= Desireé Dallagiacomo =

American poet

Desireé Dallagiacomo is an American poet and teaching artist raised in northern California. She is of European and Choctaw descent, and she is an enrolled citizen of the Choctaw Nation of Oklahoma. Her first book of poetry, SINK, was published by Button Poetry in March 2019. Before publishing her first full-length collection, her poems amassed millions of views on YouTube. Her poems, "Thighs Say" “Real Sex Tips.” and “Shave Me” among others were first published by Button Poetry.
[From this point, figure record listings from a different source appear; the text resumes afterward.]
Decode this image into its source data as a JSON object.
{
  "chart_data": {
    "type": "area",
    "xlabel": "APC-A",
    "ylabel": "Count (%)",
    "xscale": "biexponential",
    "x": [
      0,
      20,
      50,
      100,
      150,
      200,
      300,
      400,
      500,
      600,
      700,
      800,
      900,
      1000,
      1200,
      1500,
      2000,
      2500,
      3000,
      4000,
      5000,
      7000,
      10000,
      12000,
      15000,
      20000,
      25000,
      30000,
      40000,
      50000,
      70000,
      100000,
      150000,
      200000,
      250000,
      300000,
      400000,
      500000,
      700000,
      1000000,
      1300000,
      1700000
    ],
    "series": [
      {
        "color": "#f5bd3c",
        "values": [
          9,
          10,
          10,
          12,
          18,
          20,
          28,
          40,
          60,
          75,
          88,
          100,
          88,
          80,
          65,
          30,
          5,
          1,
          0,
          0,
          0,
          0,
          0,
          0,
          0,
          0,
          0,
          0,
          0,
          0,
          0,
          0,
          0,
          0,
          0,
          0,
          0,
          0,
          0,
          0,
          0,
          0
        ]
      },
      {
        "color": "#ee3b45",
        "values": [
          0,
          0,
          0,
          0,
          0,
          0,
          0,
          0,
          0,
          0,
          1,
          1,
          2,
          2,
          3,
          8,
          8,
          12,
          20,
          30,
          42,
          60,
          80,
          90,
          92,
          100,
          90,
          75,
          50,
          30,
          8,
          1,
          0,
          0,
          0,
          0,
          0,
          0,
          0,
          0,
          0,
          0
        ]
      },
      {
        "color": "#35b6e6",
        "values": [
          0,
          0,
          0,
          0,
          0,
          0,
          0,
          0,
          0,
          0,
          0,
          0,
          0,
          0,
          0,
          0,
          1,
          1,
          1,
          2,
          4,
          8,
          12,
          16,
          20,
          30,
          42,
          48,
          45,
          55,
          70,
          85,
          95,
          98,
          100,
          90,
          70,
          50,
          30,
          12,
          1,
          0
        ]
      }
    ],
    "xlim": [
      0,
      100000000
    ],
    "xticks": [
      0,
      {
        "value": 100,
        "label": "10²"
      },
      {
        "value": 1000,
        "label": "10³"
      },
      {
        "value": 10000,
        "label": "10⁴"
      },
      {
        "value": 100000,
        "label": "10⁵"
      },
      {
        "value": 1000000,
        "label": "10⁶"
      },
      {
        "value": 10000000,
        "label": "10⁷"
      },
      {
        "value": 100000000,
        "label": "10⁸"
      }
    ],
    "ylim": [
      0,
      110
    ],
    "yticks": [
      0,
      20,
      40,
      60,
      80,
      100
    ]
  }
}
She is a Pushcart Prize Nominee.

She is in the Helen Zell Writers' program at the University of Michigan.

She founded The Heart of It Writing Retreat.

== Awards ==

- 2013 Southwest Shootout Regional Slam Champion
- University of New Orleans recipient of the Ryan Chigazola Poetry Scholarship.
- 2014 Individual National Poetry Slam ranked 3rd
- 2014 National Poetry Slam, 3rd place with Slam New Orleans
- 2014 Pushcart Prize nominee
- 2015 Women Of the World Poetry Slam ranked 3rd
- 2017 Brave New Voices International Poetry Slam Champion (Head Coach)

== Selected performances ==
- “Thighs Say,“ 2014 Individual World Poetry Slam Finals in Phoenix, Arizona
- "Shave Me," 2015 Women Of The World Poetry Slam
- (with Kaycee Filson) "Real Sex Tips," 2014 National Poetry Slam
- "Drop Off Lines"

== Publications ==

=== Books ===

- 2012 The Year of the Institution, Next Left Press
- 2014 Dimly Lit, Next Left Press
- 2019 Sink, Button Poetry

== Early life ==
Desireé Dallagiacomo was born in Medford, Oregon on June 13, 1990. She was raised by a single mother, and is the youngest of five children. She graduated from the University of California, Santa Cruz with a BA in Feminist Studies and a certificate from the Visualizing Abolition Studies program. Dallagiacomo is originally from Chico, California but moved to Baton Rouge, Louisiana in 2010.